I had a neat experience at the Visitors Center with a couple Elders and their investigator. Elisha doesn't really know if God is there... She feels like she has done everything on her own, and she has been through some HARD things. She said she doesn't really think she needs God, that she is fine and she doesn't need to know what happens after this life, that she is content just being. But I could tell differently. I could really see that she was putting on a huge front that she was fine even though inside she was screaming. At the beginning, she was very closed off, didn't really want to open up, but then we got to talking and I really felt like I should be very bold to her. I said "I know you think you are fine... and it is truly amazing that you have come out of those hard things... But I have to be bold. You are not fine. You are broken and only God can put the pieces back together. You have to let him. You have to find out if he is there and give Him a chance to heal you." It was really crazy because I was looking into her eyes, and I felt so strongly that that was what I needed to say to her. Tears welled in both of our eyes and by the end of the time we had together, she had decided she would pray to know if He was there. I truly believe that God will show her he is there and she will be so blessed. Tender mercy.

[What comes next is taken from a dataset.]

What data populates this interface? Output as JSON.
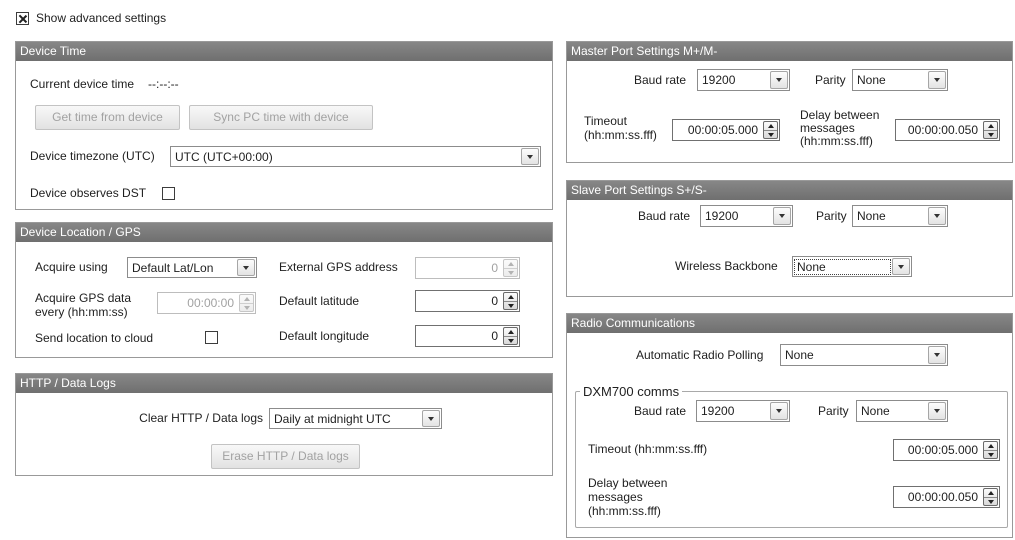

Jeremiah stopped in to say goodbye before he takes off on his cruise. Always great to see people who I love. I love hearing about the success all of my dear friends are having! Congrats to everyone, I love and miss you all. (Brittany Bowman I want a letter please :) Good luck to Jer. Don't you forget what we talked about.
Not sure what else to talk about so I think I will close. I am so grateful to be a missionary. I was telling my Mom... "I know that you know that this is hard sometimes. But the good totally outweighs the hard because this is so worth the rough days!" And that is totally true. I love being a missionary and I love the things I am learning. I love the Book of Mormon. Read it everyday.